Does the proposed Center address the needs of the research Cooperative Group that it will serve? Is the scope of activities proposed for the Center appropriate to meet those needs? Will successful completion of the aims bring unique advantages or capabilities to the research Cooperative Group?
Are the PD(s)/PI(s) and other personnel well suited to their roles in the Center? Do they have appropriate experience and training, and have they demonstrated experience and an ongoing record of accomplishments in managing palliative care research? Do the investigators demonstrate significant experience with coordinating collaborative clinical research? If the Center is multi-PD/PI, do the investigators have complementary and integrated expertise and skills; are their leadership approach, governance, plans for conflict resolution, and organizational structure appropriate for the Center? Does the applicant have experience overseeing selection and management of subawards, if needed??
Does the application propose novel organizational concepts, management strategies, or instrumentation in coordinating the research Cooperative Group the Center will serve? Are the concepts, strategies, or instrumentation novel to one type of research program or applicable in a broad sense? Is a refinement, improvement, or new application of these organizational concepts, management strategies or instrumentation proposed?

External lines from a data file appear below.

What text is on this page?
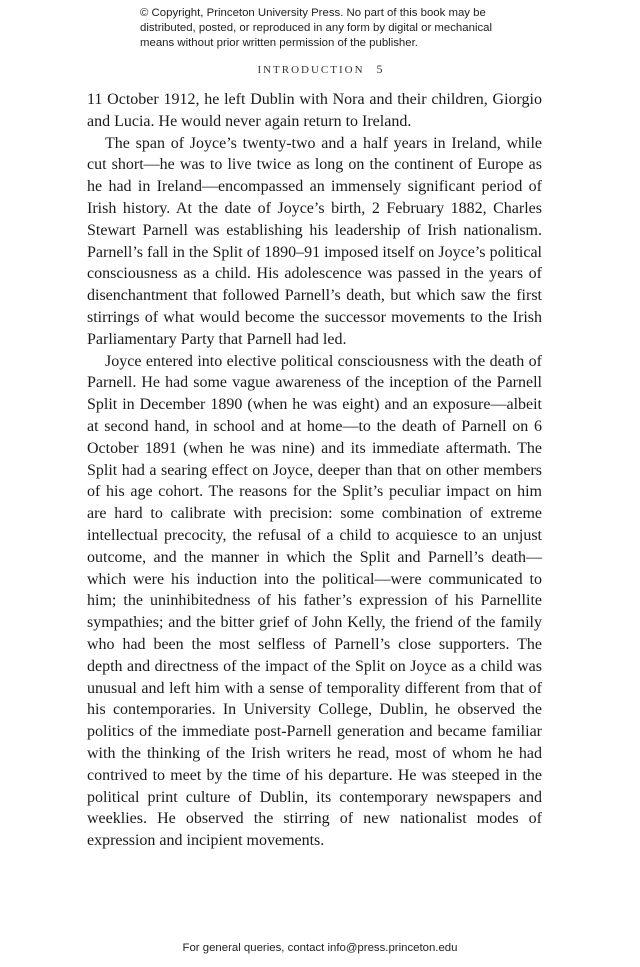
© Copyright, Princeton University Press. No part of this book may be
distributed, posted, or reproduced in any form by digital or mechanical
means without prior written permission of the publisher.
INTRODUCTION 5

11 October 1912, he left Dublin with Nora and their children, Giorgio and Lucia. He would never again return to Ireland.

The span of Joyce’s twenty-two and a half years in Ireland, while cut short—he was to live twice as long on the continent of Europe as he had in Ireland—encompassed an immensely significant period of Irish history. At the date of Joyce’s birth, 2 February 1882, Charles Stewart Parnell was establishing his leadership of Irish nationalism. Parnell’s fall in the Split of 1890–91 imposed itself on Joyce’s political consciousness as a child. His adolescence was passed in the years of disenchantment that followed Parnell’s death, but which saw the first stirrings of what would become the successor movements to the Irish Parliamentary Party that Parnell had led.

Joyce entered into elective political consciousness with the death of Parnell. He had some vague awareness of the inception of the Parnell Split in December 1890 (when he was eight) and an exposure—albeit at second hand, in school and at home—to the death of Parnell on 6 October 1891 (when he was nine) and its immediate aftermath. The Split had a searing effect on Joyce, deeper than that on other members of his age cohort. The reasons for the Split’s peculiar impact on him are hard to calibrate with precision: some combination of extreme intellectual precocity, the refusal of a child to acquiesce to an unjust outcome, and the manner in which the Split and Parnell’s death—which were his induction into the political—were communicated to him; the uninhibitedness of his father’s expression of his Parnellite sympathies; and the bitter grief of John Kelly, the friend of the family who had been the most selfless of Parnell’s close supporters. The depth and directness of the impact of the Split on Joyce as a child was unusual and left him with a sense of temporality different from that of his contemporaries. In University College, Dublin, he observed the politics of the immediate post-Parnell generation and became familiar with the thinking of the Irish writers he read, most of whom he had contrived to meet by the time of his departure. He was steeped in the political print culture of Dublin, its contemporary newspapers and weeklies. He observed the stirring of new nationalist modes of expression and incipient movements.

For general queries, contact info@press.princeton.edu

Are the overall strategy, operational plan, and organizational structure well-reasoned and appropriate to accomplish the goals of the research Cooperative Group the Center will serve? Will the investigators promote strategies to ensure a robust and unbiased scientific approach across the Cooperative Group, as appropriate for the work proposed? Are potential problems, alternative strategies, and benchmarks for success presented? Are an appropriate plan for work-flow and a well-established timeline proposed? Have the investigators presented adequate plans to ensure consideration of relevant biological variables, such as sex, for studies of vertebrate animals or human subjects?
Specific to this FOA: Are there appropriate plans for the rigorous management and quality control of data collected by the PCRC? Are the PCRC design and methods adequate to achieve the stated objectives and to support the stated overall research agenda? Are the PCRC objectives described likely to be completed during the requested periods? How adequate are the administrative and communication structures in terms of efficiently supporting the PCRC activities?
Have the investigators suggested ways that PCRC results will have greater visibility in EOLPC research? Have the investigators suggested strategies to facilitate multi-disciplinary groups developing, proposing and implementing clinical trials in a timely manner over the course of the award?
Have the Cores and Centers been adequately described with detailed objectives and timelines?
Will the institutional environment in which the Center will operate contribute to the probability of success in facilitating the research Cooperative Group it serves? Are the institutional support, equipment and other physical resources available to the investigators adequate for the Center proposed? Will the Center benefit from unique features of the institutional environment, infrastructure, or personnel? Are resources available within the scientific environment to support electronic information handling?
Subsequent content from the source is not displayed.